Did you face any challenges while developing the game?

I found how to ruin a game pretty much every single step of the way – it was not an easy part. I stumbled on everything. It sucked! But, y’know, that’s learning.

Do you think based on your experience, you’d be interested in making more stuff of the same ilk in the future?

Yeah! I’d like to keep programming and developing and that sort of thing. It does get easier once you learn what all those issues are. Every time you face a problem, you spend hours trawling through forums or trying to read documentation, like, “What am I not doing here?”, so then when you get past those steps, it gets a bit easier. So hopefully it continues to get a bit easier and we get to put out some more titles or maybe even just use it as a way to collab with other developers or things like that – things that we normally wouldn’t have been able to do just through putting out albums.

Speaking of collabs, do we see any other figures from the music scene in the game?

Not at this point, but I would love to go down that sort of route later on.

And finally, it’s come out on iOS and Android now, but we also know it’s going to have a Steam release eventually. Do we have a date on that one yet?

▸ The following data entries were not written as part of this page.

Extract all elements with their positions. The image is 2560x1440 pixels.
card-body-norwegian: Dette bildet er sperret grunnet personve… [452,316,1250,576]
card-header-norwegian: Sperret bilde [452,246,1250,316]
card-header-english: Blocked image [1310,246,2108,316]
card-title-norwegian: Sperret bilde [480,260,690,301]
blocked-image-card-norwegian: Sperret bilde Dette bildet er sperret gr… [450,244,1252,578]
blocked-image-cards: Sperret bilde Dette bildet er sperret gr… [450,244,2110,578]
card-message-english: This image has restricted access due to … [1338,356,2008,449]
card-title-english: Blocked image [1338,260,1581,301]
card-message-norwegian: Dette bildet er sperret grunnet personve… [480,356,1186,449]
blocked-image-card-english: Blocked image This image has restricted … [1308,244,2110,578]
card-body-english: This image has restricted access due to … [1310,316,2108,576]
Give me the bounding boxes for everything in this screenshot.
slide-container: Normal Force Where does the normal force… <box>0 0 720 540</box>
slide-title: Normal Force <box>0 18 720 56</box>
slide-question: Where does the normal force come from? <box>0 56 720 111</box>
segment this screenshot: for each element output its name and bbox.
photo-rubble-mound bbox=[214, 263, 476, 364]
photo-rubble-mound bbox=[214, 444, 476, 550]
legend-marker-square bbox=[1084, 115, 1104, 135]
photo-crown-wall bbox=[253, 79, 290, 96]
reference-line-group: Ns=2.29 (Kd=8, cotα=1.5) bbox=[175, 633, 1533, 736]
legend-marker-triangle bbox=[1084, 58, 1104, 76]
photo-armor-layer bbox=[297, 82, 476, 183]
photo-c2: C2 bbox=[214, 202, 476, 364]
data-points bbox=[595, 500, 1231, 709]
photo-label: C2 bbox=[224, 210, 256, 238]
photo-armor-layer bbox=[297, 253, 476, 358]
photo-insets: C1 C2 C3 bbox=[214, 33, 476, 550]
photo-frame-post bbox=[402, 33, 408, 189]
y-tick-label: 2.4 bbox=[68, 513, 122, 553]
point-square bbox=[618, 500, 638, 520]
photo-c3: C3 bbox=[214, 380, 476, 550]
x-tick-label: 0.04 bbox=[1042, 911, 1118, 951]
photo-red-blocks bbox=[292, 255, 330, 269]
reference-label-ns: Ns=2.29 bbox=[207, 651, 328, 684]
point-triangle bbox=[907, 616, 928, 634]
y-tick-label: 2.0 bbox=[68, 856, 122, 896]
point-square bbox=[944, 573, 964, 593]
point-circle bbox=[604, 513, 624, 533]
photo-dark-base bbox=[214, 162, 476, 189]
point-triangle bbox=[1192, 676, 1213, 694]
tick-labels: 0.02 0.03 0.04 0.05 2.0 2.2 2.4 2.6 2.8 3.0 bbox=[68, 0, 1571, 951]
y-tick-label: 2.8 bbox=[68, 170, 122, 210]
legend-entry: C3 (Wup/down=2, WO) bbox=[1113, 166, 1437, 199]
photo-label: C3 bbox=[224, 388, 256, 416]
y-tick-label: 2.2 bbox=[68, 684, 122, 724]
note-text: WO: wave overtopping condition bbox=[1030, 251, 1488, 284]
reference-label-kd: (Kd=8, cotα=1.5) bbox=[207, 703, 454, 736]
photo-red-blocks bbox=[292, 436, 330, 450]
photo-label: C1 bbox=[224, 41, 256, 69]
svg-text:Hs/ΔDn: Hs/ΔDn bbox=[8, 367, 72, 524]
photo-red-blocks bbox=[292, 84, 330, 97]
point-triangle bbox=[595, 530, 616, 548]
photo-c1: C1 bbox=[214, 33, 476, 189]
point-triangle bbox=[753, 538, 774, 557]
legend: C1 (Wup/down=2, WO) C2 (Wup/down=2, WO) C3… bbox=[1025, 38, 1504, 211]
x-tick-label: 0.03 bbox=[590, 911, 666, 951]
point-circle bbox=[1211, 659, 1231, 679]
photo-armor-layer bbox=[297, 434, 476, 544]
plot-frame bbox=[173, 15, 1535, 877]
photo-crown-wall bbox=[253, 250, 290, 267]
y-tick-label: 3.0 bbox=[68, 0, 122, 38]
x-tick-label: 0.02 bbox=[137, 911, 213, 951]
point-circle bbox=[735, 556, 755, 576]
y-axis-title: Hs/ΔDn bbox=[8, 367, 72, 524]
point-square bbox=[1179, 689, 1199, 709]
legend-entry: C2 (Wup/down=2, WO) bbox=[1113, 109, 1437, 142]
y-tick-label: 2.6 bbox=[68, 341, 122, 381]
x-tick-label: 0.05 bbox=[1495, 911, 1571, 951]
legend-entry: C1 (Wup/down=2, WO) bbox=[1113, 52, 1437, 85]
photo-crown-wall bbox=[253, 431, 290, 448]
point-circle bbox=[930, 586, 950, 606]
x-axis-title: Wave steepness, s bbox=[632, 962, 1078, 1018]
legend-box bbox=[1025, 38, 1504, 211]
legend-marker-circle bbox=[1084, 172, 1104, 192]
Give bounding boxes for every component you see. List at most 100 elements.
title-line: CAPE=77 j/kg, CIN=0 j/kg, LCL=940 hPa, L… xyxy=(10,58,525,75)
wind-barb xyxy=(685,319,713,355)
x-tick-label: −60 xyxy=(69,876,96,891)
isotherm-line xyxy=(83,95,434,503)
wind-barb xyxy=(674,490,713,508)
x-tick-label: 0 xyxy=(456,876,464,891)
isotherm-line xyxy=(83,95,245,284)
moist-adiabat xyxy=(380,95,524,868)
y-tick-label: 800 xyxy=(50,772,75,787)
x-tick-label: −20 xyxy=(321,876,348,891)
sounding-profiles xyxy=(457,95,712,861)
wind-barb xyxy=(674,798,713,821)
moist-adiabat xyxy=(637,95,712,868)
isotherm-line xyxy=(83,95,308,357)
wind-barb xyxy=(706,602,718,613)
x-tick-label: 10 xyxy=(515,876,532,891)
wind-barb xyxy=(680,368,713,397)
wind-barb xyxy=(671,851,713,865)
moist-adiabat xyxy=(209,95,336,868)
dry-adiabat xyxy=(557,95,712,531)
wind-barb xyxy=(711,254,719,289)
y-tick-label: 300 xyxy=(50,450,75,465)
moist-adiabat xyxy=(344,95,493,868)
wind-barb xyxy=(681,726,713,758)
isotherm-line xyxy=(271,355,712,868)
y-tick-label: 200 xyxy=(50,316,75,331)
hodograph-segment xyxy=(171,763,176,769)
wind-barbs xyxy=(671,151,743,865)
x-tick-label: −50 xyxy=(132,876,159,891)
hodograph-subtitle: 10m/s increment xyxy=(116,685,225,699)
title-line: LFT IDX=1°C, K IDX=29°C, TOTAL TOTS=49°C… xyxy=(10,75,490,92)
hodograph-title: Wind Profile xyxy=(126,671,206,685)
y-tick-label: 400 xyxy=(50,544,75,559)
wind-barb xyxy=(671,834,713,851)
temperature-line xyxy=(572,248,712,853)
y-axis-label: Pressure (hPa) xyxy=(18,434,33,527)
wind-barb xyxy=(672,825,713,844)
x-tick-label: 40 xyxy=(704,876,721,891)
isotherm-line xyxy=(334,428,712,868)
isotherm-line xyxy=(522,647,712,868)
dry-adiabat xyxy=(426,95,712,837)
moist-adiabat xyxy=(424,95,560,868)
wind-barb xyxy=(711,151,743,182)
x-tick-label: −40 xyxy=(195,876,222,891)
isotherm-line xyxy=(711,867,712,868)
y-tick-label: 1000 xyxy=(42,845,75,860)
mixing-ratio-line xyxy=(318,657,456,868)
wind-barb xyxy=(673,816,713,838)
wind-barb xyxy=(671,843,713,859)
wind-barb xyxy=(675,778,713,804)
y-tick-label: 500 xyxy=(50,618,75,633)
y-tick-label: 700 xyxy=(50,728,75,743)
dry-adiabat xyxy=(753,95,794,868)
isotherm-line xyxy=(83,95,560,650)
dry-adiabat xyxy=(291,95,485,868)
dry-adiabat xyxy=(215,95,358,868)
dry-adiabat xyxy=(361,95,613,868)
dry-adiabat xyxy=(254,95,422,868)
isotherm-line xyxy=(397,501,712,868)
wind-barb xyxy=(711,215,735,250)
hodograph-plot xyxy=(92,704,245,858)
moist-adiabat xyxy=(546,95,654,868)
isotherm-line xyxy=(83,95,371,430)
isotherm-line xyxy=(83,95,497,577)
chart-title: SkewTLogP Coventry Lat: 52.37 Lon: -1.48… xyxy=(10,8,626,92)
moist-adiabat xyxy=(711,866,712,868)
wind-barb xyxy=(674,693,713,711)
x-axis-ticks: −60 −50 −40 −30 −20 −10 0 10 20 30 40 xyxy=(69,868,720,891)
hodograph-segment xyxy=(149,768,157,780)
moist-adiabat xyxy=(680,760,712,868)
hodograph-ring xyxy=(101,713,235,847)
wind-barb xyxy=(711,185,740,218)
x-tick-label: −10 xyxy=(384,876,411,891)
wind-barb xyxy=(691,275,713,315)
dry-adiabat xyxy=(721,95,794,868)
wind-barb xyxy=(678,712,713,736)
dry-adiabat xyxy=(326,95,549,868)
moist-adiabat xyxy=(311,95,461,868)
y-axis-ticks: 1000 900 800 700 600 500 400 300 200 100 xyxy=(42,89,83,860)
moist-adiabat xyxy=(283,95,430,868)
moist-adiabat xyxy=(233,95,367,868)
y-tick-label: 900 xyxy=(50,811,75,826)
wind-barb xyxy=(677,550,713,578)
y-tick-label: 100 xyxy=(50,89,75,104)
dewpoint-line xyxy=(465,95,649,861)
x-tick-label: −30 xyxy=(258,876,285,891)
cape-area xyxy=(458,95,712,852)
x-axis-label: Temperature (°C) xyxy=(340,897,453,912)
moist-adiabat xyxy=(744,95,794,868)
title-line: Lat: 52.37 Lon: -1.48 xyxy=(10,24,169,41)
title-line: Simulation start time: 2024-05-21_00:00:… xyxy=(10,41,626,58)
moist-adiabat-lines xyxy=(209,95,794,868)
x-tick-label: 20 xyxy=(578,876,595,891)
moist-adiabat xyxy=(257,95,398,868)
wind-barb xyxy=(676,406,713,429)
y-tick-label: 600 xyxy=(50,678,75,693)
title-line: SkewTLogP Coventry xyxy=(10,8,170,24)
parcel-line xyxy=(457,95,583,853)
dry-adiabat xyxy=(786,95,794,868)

Hopefully in like a week or two, probably like two weeks more. I just want to make sure it’s not, y’know, shit.

DZ Deathrays first game, Dive Bar Superstars, is a fun little game for fans and newcomers alike, and is an impressive feat for a first-time developer. While I personally believe the game will definitely benefit from a Steam release, as the controls feel more natural on a keyboard or controller, the mobile game is an enjoyable way to whittle some time away and listen to some great tracks. The game is available via the iOS App Store.